Does progress eventually require getting more precise with the mouse? I played up to about the point where you open a door with a song, but I only have a touchpad (and one button) and was a little worried that the less precise controls of the touchpad would get me killed a lot, especially because I’m kind of a klutz.
I haven’t completed the game yet, but I have yet to see a place where I needed to be very precise. Movement is tolerant of error, and your fireballs home in on the enemy nearest to where you fire them. Throwing thorn seeds is a bit tricky, but that’s more because they’re subject to gravity and don’t go exactly where you aim them.
There was one place where the game asked me to move the cursor in circles around Naija to make her roll, which I found very difficult with my trackball. I had to look up how to do that with the keyboard in order to get past it. But that part sounds a lot easier with a trackpad anyway.
Frankly, your lack of a second mouse button seems like a bigger worry to me. This game is really set up for one hand on WASD and arrow keys, the other on a two-button mouse. Moving and firing at the same time seems like it would be awkward if you had to use the keyboard for firing.
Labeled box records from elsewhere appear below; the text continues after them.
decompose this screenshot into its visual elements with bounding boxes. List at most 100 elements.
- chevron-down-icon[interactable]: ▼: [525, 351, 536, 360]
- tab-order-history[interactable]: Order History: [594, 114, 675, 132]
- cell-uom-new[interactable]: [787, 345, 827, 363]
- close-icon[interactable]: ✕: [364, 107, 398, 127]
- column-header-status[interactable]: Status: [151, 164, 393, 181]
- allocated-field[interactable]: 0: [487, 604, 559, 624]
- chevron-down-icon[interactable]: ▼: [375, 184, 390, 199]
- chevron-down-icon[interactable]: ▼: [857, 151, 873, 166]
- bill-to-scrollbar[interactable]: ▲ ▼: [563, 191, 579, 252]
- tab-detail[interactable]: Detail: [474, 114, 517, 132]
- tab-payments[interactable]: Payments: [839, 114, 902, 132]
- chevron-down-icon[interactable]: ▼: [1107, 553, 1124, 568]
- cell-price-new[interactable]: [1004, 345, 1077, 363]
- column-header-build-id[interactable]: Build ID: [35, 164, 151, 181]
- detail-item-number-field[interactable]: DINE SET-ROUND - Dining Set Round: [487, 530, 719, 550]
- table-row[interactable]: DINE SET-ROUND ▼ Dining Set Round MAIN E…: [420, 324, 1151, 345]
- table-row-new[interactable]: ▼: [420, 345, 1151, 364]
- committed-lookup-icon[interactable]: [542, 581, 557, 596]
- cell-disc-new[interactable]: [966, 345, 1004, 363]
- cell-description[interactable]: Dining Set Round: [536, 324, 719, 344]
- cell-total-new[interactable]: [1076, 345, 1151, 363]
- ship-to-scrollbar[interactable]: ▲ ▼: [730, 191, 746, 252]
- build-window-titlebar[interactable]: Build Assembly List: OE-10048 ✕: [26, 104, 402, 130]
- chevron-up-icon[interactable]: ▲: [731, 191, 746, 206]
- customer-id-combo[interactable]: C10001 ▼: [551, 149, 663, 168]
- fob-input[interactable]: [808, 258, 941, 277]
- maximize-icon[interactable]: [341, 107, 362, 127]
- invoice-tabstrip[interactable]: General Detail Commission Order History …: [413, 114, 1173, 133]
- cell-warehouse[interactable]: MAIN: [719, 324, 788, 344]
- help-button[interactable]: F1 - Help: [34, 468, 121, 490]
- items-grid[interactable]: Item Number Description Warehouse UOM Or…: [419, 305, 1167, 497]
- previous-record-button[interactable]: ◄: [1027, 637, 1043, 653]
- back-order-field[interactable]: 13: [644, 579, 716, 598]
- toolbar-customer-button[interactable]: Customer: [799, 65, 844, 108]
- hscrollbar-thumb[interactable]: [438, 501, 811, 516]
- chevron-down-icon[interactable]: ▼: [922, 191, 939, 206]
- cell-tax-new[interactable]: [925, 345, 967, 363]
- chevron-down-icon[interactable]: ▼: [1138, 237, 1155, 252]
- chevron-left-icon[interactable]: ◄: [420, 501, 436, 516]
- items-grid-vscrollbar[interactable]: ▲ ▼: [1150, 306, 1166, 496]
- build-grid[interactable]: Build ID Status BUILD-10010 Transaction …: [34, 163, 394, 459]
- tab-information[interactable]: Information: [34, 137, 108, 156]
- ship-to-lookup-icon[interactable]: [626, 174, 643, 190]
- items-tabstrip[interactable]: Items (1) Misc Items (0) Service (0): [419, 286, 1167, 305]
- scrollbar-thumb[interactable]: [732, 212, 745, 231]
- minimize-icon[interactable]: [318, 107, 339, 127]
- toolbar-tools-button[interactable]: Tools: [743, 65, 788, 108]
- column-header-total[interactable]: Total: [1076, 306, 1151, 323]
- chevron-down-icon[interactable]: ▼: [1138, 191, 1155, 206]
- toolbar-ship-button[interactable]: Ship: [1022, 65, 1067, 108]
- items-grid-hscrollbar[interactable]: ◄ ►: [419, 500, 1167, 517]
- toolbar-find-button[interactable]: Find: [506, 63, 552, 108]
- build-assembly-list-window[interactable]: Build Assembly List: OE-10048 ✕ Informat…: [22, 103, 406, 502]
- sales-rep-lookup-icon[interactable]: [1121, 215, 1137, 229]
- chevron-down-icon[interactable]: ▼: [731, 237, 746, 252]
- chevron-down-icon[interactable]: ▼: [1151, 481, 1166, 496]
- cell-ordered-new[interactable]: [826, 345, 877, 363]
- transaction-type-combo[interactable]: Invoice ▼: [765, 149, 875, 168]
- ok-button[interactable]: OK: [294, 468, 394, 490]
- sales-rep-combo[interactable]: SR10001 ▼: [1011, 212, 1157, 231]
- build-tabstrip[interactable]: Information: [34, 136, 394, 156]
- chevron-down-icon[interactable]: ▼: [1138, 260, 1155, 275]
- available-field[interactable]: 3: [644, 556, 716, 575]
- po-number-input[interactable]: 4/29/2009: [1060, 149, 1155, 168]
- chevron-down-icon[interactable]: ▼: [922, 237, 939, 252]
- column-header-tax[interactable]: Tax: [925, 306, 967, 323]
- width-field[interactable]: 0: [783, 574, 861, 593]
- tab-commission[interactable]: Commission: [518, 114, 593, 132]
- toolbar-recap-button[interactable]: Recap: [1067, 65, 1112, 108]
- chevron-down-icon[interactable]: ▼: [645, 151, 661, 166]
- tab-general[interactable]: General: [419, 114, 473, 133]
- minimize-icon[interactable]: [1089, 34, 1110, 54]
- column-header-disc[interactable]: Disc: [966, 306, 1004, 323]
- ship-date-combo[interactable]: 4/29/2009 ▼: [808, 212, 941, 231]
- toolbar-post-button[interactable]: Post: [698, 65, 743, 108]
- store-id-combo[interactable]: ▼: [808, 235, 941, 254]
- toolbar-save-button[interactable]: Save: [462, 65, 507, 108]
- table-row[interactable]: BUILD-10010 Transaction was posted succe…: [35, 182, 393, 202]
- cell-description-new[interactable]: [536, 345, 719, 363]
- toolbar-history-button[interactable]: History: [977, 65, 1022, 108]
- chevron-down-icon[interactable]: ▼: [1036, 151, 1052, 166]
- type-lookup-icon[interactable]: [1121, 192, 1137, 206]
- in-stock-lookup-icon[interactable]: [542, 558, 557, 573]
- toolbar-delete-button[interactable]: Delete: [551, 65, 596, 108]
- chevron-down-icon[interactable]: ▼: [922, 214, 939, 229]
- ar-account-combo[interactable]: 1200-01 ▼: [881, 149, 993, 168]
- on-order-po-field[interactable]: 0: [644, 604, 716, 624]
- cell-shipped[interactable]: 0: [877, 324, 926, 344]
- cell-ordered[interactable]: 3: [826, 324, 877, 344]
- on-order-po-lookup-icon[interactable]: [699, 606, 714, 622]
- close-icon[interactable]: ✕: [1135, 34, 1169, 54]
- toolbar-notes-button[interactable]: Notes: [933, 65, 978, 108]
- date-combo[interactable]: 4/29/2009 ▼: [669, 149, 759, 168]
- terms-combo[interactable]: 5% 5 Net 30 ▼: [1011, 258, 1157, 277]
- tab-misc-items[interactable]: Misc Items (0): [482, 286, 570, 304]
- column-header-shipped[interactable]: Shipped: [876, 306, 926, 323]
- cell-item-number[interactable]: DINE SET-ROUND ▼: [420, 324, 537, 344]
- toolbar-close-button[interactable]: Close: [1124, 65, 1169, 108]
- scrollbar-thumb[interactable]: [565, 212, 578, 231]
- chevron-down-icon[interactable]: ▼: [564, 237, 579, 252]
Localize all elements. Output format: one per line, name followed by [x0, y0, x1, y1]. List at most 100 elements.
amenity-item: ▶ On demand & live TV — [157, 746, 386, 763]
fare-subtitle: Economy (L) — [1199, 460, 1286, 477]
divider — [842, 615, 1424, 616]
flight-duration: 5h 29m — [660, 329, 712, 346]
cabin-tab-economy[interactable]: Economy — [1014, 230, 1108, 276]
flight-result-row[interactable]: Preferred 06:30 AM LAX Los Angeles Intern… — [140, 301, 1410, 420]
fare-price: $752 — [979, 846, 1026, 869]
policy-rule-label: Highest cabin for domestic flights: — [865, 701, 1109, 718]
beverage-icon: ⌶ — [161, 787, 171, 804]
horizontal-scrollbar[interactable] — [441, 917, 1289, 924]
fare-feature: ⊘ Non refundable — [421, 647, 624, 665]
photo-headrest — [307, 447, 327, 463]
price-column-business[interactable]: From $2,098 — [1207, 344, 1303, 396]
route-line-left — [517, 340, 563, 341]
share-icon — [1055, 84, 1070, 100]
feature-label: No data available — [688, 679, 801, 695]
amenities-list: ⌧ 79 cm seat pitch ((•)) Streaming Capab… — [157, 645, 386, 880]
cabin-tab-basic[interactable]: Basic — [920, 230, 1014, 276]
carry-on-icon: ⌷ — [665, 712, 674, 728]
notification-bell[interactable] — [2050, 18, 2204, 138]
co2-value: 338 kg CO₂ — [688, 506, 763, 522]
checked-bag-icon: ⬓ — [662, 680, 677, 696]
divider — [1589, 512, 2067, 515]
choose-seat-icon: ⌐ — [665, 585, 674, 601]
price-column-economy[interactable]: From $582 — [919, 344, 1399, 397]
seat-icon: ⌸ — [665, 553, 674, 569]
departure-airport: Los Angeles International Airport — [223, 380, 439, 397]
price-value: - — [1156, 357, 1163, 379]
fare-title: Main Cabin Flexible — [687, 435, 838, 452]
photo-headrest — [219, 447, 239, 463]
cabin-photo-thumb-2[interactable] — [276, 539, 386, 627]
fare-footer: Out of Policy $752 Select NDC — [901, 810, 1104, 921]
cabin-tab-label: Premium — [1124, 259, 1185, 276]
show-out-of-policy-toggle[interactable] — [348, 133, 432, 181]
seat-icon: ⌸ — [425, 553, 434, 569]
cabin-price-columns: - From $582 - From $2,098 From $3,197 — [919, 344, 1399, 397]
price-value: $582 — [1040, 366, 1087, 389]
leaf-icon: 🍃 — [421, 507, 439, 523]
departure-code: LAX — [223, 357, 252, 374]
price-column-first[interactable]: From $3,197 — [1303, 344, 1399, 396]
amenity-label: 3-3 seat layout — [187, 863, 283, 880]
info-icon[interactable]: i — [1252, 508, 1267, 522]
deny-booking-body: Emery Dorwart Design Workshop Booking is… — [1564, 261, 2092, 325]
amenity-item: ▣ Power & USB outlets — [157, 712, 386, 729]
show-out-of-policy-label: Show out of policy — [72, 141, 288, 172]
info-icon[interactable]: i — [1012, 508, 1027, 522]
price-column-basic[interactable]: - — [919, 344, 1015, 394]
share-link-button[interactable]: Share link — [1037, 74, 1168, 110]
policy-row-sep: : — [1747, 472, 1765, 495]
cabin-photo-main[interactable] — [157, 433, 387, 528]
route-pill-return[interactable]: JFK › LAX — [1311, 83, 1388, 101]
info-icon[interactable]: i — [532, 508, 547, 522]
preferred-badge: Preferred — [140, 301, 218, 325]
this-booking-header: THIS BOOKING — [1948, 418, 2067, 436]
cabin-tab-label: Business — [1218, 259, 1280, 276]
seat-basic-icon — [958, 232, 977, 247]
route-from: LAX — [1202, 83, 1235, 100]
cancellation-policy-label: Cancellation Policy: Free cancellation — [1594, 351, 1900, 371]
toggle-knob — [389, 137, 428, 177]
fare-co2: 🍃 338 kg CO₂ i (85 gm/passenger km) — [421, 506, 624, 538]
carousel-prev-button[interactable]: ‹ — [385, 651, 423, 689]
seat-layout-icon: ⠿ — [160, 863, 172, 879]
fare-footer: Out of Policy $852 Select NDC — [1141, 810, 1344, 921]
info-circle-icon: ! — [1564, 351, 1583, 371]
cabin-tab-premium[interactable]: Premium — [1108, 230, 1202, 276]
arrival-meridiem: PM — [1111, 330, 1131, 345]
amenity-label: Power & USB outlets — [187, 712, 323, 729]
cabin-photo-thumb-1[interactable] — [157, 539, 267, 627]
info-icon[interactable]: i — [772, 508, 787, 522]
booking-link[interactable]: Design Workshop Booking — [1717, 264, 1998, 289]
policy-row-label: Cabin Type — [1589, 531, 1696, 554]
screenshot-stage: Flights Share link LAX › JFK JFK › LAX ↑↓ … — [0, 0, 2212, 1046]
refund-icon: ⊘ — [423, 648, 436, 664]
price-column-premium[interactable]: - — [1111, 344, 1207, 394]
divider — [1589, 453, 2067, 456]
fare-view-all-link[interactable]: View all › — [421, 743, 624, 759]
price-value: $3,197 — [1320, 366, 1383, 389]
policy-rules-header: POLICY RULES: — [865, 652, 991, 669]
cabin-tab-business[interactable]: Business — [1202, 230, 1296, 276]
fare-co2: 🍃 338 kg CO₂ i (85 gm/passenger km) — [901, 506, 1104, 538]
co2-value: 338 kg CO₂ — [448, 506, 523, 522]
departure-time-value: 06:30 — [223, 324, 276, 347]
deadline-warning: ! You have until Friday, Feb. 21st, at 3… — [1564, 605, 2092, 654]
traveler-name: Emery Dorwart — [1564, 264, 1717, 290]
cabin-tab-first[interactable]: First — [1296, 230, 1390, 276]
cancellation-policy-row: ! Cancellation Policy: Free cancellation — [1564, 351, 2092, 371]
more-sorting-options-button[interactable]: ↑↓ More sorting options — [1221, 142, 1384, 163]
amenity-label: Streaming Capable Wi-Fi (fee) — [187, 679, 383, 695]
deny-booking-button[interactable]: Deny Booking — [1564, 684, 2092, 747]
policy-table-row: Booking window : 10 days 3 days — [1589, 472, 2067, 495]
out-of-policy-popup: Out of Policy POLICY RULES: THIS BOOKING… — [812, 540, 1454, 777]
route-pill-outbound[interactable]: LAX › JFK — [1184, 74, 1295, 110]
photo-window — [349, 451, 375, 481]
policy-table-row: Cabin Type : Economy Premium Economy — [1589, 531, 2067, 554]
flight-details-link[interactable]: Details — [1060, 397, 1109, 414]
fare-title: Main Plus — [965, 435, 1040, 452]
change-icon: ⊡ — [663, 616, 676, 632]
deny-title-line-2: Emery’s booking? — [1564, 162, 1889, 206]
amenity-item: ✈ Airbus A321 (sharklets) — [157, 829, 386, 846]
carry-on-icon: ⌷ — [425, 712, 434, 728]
Spinning on the touchpad would be bad enough, I think, judging by the game where I had to do it (“[together]” by OneMrBean/Michael Molinari) — hooray for the R key. I can right-button by hitting the control key, so maybe that works for me; though I’m not sure how I’d be able to pull the trick where I hit both buttons.
Anyway, this seems like I should give it another shot, and though I’m still a bit confused about what I’m doing (I can remove creatures’ shells, but why do I want to?) I think I even know where I can go from my save point — I’m in the Song Cave.